You could look at the lineup of riflescopes in this year’s test and draw two conclusions. First, there’s little for the average deer hunter who won’t shoot much beyond 100 yards. Second, the optics industry is promoting unethical hunting behavior by peddling scopes—some with electronic brains—that facilitate shooting out to 1,000 yards and beyond.

But here’s another way to look at this year’s crop of new optics: All the technology inside these scopes can make you a better shot and a more ethical hunter at any range, as long as you know and obey the limitations of your gear and recognize when it gives you an unfair advantage over the animals you pursue.

Put another way, it’s the brain behind the scope—not the one inside it—that controls and limits its use.

close pu of rifle scope parts
Large, exposed turrets are standard in this year’s field of riflescopes. Bill Buckley

Consider the breakout riflescope in this year’s test. The promise of the BDX is that it can reliably place shots out to 800 yards. That might be a chip shot for a long-distance precision target shooter, but it’s unjustifiably far for a hunter. Too much can go wrong in an 800-yard shot at an animal, from unreckoned wind drift along the trajectory to the length of time the bullet is in flight, which is long enough that an animal can take a step or two from when the trigger is pulled to when the bullet arrives.

But it’s also worth saying that hunting is a game of variables, and some situations call for hunters to shoot near the limits of their demonstrated range. Many of us decide not to shoot at an animal unless we can guarantee a lethal hit. But how many times have we used “Kentucky windage” to guess at the hold at a distant animal? What the Sig (along with many of the scopes in this year’s test) can do is take the guesswork out of a longish shot. That’s not promoting reckless behavior; it’s using technology to precisely place a bullet and deliver a quick kill.

What about the neglected 100-yard deer hunter? Will he ever need a scope with 800-yard capability? Maybe not. But the other significant trend in optics is the normalization of the all-around riflescope. The wide variety in our versatile riflescope category attests to the value of a single scope to handle all shooting situations—from summertime varmints and treestand deer hunting to off-season target shooting. That approach doesn’t exclude any segment of our community. Instead, you might describe it as the best expression of inclusion.

If there’s an unsustainable trend, it’s price. The average for a scope in our versatile category is $1,100. It’s $1,900 for the precision class. That’s a steep climb, whether you’re a Midwest deer hunter or a target shooter.
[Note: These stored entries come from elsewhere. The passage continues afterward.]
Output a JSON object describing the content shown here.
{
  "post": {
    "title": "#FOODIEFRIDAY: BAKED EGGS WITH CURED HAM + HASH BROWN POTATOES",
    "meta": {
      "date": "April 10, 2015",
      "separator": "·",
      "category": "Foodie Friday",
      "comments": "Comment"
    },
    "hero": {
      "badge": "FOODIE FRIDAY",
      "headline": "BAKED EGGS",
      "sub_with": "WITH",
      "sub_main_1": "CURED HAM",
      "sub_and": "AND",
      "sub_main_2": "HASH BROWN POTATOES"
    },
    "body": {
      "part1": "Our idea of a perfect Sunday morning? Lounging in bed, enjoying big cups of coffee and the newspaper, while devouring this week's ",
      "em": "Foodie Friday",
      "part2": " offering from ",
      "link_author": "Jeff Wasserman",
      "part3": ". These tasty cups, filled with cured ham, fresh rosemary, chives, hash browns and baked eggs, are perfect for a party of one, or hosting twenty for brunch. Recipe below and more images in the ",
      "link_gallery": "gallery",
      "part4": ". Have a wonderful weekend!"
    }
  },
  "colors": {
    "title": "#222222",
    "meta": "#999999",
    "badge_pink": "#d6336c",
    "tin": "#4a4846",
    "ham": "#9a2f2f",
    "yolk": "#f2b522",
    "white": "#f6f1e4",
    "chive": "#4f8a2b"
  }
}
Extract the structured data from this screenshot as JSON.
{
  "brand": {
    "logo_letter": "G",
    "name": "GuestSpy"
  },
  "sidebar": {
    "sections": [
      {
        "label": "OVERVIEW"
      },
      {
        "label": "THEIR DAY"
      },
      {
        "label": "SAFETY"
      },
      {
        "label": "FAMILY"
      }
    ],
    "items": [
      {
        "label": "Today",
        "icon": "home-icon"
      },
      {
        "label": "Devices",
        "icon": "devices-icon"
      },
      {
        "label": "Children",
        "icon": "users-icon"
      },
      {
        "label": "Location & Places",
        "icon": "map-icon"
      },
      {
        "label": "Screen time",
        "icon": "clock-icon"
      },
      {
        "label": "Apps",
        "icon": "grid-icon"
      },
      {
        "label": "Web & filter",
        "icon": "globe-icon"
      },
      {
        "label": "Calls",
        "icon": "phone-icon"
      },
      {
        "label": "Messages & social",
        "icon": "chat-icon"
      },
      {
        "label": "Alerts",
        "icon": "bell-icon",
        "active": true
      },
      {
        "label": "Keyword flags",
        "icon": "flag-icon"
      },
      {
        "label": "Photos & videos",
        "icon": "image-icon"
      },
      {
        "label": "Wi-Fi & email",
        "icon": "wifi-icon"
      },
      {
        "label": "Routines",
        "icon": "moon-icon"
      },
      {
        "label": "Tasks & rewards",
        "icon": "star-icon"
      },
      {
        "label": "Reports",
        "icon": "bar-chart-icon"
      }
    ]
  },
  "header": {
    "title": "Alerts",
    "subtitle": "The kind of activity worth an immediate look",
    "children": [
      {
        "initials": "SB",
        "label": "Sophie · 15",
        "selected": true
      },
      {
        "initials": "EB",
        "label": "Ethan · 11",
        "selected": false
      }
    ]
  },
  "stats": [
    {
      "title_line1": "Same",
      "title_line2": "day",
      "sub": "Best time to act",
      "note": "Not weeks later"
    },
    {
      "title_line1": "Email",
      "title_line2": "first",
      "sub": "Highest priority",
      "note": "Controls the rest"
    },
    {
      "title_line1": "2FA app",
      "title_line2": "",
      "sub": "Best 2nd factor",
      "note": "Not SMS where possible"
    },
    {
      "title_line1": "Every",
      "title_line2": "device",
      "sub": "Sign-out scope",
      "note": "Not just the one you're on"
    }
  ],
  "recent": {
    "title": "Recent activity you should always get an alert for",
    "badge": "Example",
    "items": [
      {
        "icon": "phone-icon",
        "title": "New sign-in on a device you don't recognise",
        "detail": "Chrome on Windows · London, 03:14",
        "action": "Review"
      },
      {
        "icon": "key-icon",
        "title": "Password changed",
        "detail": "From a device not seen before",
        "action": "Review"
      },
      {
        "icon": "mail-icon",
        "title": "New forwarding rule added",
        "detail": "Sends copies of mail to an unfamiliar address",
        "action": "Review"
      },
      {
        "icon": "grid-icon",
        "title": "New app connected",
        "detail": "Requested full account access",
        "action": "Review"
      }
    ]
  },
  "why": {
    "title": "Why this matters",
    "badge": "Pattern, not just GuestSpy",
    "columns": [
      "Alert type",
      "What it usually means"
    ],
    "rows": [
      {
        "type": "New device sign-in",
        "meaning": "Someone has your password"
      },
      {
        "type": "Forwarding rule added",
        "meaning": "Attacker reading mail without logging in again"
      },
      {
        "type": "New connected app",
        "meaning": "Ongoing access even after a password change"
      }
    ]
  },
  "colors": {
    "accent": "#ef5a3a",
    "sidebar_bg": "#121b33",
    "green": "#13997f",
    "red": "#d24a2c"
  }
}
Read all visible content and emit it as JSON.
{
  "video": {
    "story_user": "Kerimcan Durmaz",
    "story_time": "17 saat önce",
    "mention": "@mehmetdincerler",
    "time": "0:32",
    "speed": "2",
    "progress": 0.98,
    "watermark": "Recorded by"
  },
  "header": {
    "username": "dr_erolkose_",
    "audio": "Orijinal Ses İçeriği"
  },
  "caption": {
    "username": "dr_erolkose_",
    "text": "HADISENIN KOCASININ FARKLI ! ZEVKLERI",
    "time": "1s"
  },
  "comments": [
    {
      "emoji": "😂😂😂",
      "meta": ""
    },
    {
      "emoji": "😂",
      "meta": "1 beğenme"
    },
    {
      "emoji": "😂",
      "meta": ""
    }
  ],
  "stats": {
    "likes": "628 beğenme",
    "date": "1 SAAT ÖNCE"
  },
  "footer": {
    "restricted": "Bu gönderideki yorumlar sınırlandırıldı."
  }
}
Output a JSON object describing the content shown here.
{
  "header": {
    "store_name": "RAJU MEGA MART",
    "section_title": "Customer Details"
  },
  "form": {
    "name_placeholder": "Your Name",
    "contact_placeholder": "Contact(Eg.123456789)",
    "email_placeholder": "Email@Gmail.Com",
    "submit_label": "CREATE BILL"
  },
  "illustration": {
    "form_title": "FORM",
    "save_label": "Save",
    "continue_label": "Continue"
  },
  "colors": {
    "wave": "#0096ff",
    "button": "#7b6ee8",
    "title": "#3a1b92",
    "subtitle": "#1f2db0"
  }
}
hunter checking binoculars
The author checks a binocular for imperfections. Bill Buckley

How We Test Optics

We rated optics on their ability to serve a hunter or shooter, which meant putting an emphasis on their durability, versatility, and field worthiness. Since optics are designed to help us see, we also scored image sharpness and cleanness on a standard resolution chart, and then tested their low-light visibility in the evenings. But the balance of the test was in the field. We spent weeks with the binoculars, using them the way you do: by strapping them to our chests and hiking all sorts of terrain. We mounted spotting scopes on tripods and used them to spot game and score hits at the rifle range. We mounted all riflescopes on guns and rated their ability to make precise aiming adjustments and return to zero, time after time.

We also assessed their ergonomics, their looks, and whether they’re suitable for the task they’re intended to tackle. The optics that scored the most points won our Editor’s Choice awards. The optics with the highest value scores won our Great Buy awards.

We grouped riflescopes designed for long-range shooting as a single category. The second category of riflescopes, which we call the “versatile” scopes, are primarily intended for hunting but have enough reticle references for a variety of target work.